Security advances and budgetary pressures draw agencies to cloud

Launch of government-only storage facilities and the potential for significant cost savings could prove as strong a pull as OMB directives, officials say.

The government's transition to cloud computing is likely to be spurred as much by private sector security advances and budgetary pressure as it is by Office of Management and Budget dictates, government information technology leaders said Wednesday.

Amazon's Aug. 16 launch of a government-only cloud could mark a major turning point in agencies' willingness to store their data and services in privately owned computer clouds, NASA Chief Information Officer Linda Cureton said during a Fedscoop conference on saving money through information technology.

Amazon's GovCloud employs only U.S. citizens and is compliant with several strict government regulations on handling sensitive data such as weapons information. Agencies that store such information previously had to house it in their own data centers or in federally managed clouds.

Other IT providers are likely to follow quickly in Amazon's footsteps, Cureton said, raising competition and lowering the price of storage.

"I'm sure now it's going to be boom, boom, boom," she said. "Our processes at even evolving strategy are too slow right now for what industry is doing . . . We can't move that fast.

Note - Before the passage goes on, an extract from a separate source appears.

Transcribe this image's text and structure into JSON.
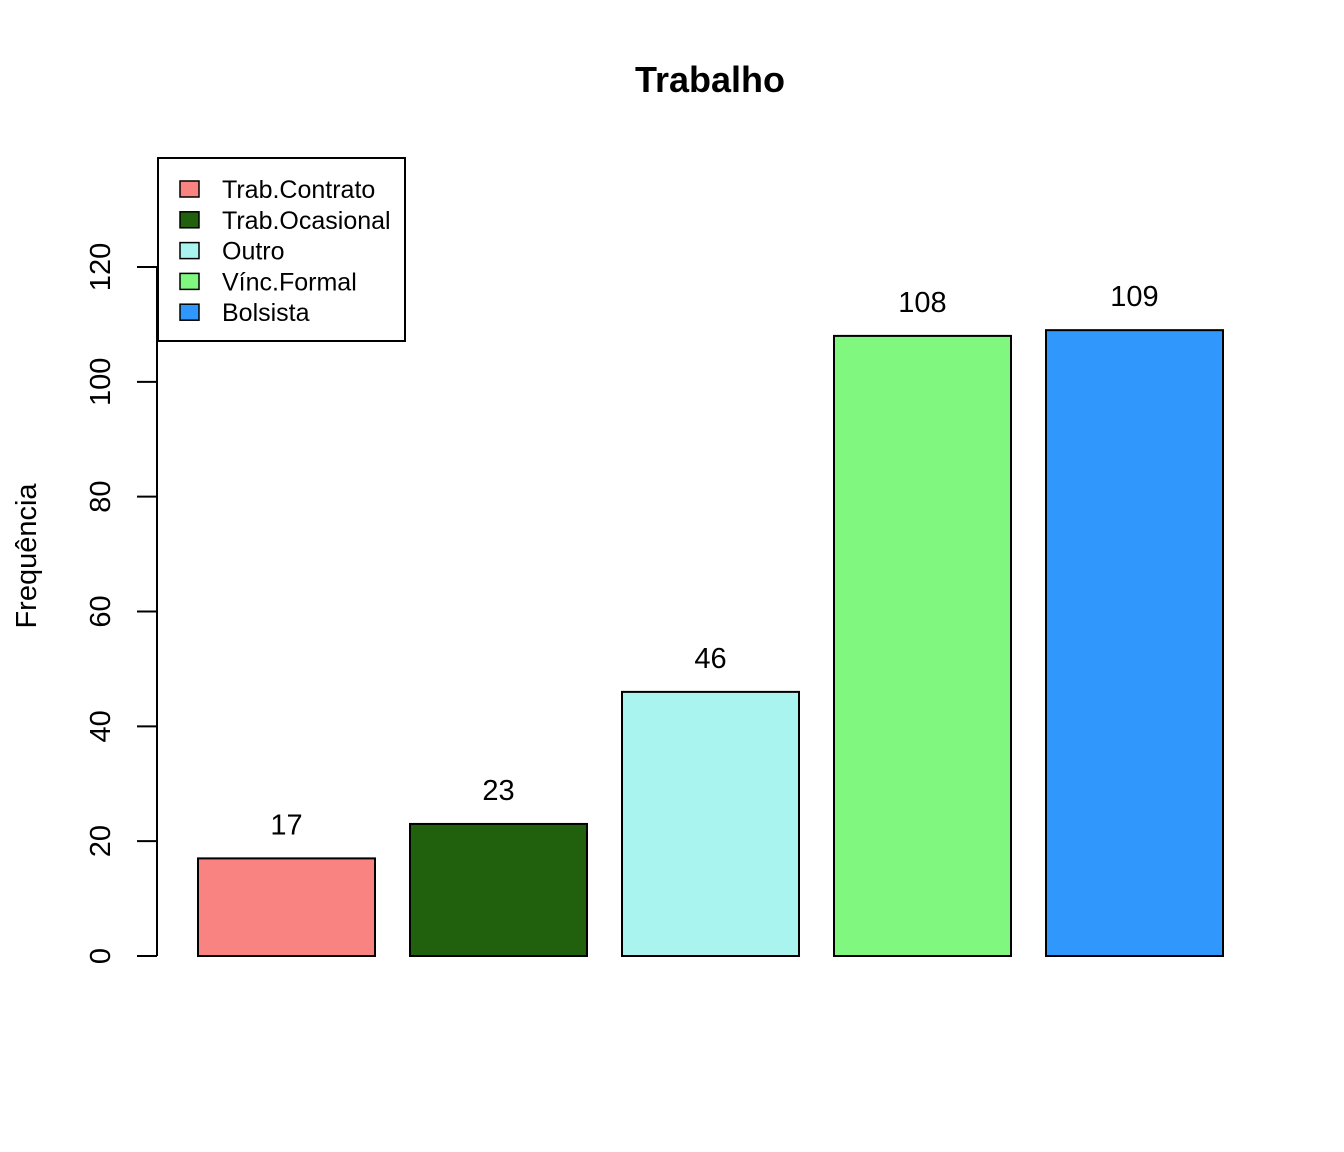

We have to lean forward and anticipate what industry is going to be doing. And it's going to be much cheaper to get commercial services than to provision our own."

Computer clouds essentially are large banks of off-site servers that can operate much closer to full capacity than standard servers by rapidly repacking data as one customer surges in use and another dips. Customers pay for cloud data storage based on use rather than according to a set fee, as they would for electricity or another utility.

The Obama administration has pledged to move about one quarter of its $80 billion IT portfolio to public, private or hybrid computer clouds by 2015 at an estimated savings of about $5 billion annually.

OMB has released a list of more than 100 services that agencies are in the process of moving to the cloud. Critics, however, have said the list largely represents low-hanging fruit such as public websites and agency email systems. Moving complex items will be more difficult and agencies face much more pushback from IT managers and others who are worried about compromising security, they added.

When the General Services Administration moved its main Web page USA.gov and Gobierno USA.gov, the site's Spanish language twin, to the cloud, it was more of a financial necessity than an IT innovation, said Martha Dorris, deputy associate administrator of GSA's Office of Citizen Services.

"We were basically in a corner," she said. "We had not gotten new infrastructure funding for USA.gov or Gobierno in years and years. Our service level was degrading. Our content management system was having to be rebooted every night. We were really sweating bullets. We had nowhere to go."

By moving those sites to the cloud, GSA was able to save $1.7 million annually, Dorris said. This freed up money to invest in new programs, including a government search function that corrects for the often clunky tools on agency sites and could aid citizens who don't know which branch of government is responsible for a particular service.

"We created a whole new center for new media and citizen engagement out of the savings we accrued [from the cloud transition]," she said. "It wasn't easy and there were a lot of cultural issues, but it definitely gave us an escape route."